I. INTRODUCTION
Data science leverages data to support decision making and occupies a more important place within organizations every day. However, the data on which it is based are not always of adequate quality, thus promoting inadequate decision making. In this sense, Srivastava et al. [1] state that "high quality data is critical for effective data science".
Now, as Clarke [2] mentions, "the Big data literature, both academic and professional, focuses heavily on opportunities. Less attention has been paid to the threats that arise from reusing data, consolidating data from multiple sources, applying analytical tools to the resulting collections, drawing inferences and acting on them." In other words, much progress has been made in algorithms and data processing techniques, but aspects such as data quality have been neglected.
It is important to note that in any data-driven project, data quality verification becomes relevant. These specific tasks are mainly related to the validation of data ranges, the handling of missing data, the detection and handling of outliers in each attribute, among others [3]. However, at this stage there is no explicit emphasis on the analysis of the representativeness of the data initially collected in relation to the reality or the universe of the business that is expected to be modelling, a fact that can have negative consequences in the generated models.
Representativeness is defined as the level of participation of individuals as a combinatorial element of characteristics in the sample (or in the data available for the data science process). In more precise terms, it seeks to measure whether in a population, where two or more characteristics are studied, there is at least a minimum number of representatives of each combination of characteristics.
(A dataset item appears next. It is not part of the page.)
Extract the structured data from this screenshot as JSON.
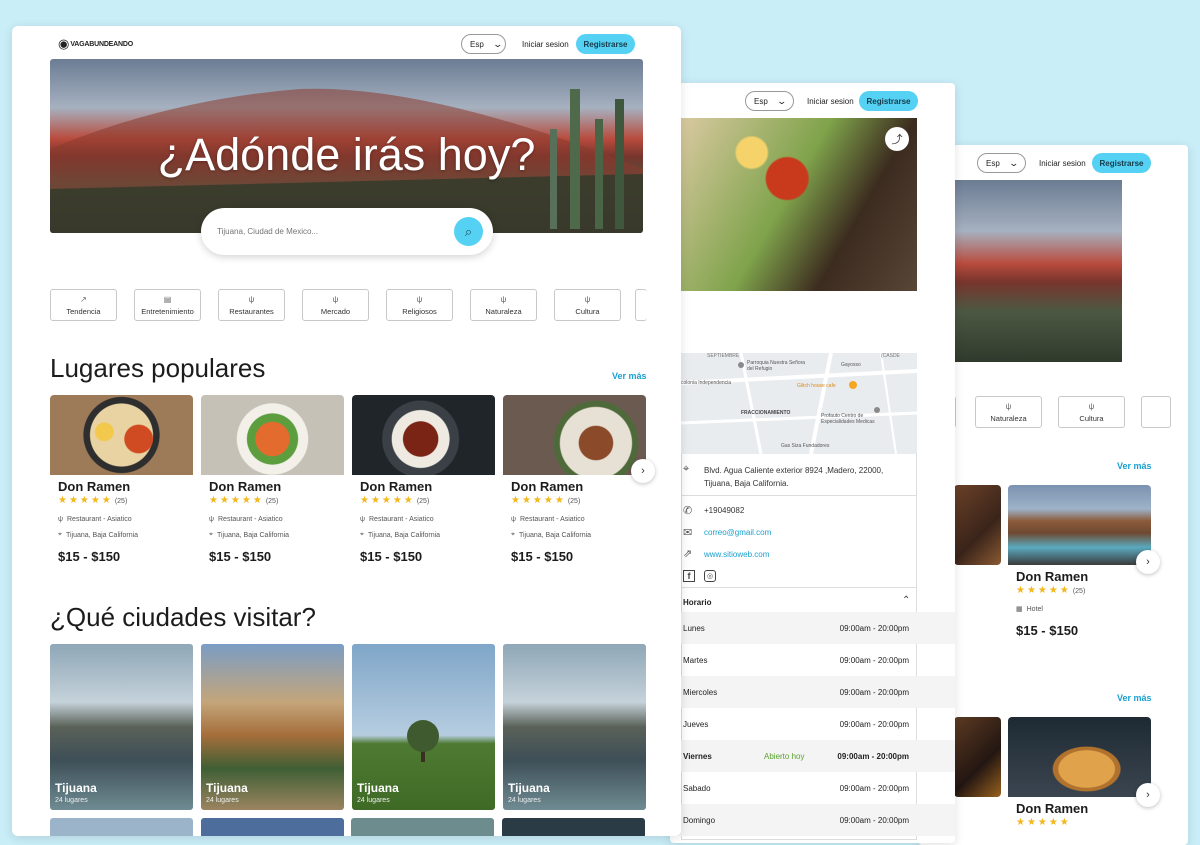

For example, if the characteristics are type (private or public) and location (urban or rural), there is at least a certain number of elements of each combination: urban private, rural private, urban public, and rural public.
Thus, errors in the collection, construction, treatment, or sampling of the data set can have implications on the representativeness of the data, and these can lead to problems in the generated models. For instance, those outlined by Yapo and Weiss [4]: racism in the results of image searches, sexism in how advertising is displayed to people, and even discrimination against minorities in criminal risk software, which in general results in consequences that should be highlighted as a social problem. Supporting the above and from a more technical point of view, Polyzotis et al. [5] indicate that "for the development of reliable, robust and understandable machine learning models... it is necessary to build the model using high quality training data... the data supplied to the model at the time of service must be similar in distribution (and in features) to the training data, otherwise the accuracy of the model will decrease". It can then be concluded that quality data is required to obtain consistent and fair results in a social context.
Likewise, in big data contexts where it is thought that having a lot of data means that the whole population is represented, it is generally not clear how sampling is performed or if it is done at all. Rojas et al. [6] state that "sampling appears to be an important approach for exploring large datasets. However, as far as has been identified, there is no evidence in the literature on how data scientists use sampling techniques with Big Data, nor how those sampling techniques affect the quality or focus of their insights. Based on the lack of Big Data sampling tools available today, we maintain the hypothesis that data scientists are using random sampling..."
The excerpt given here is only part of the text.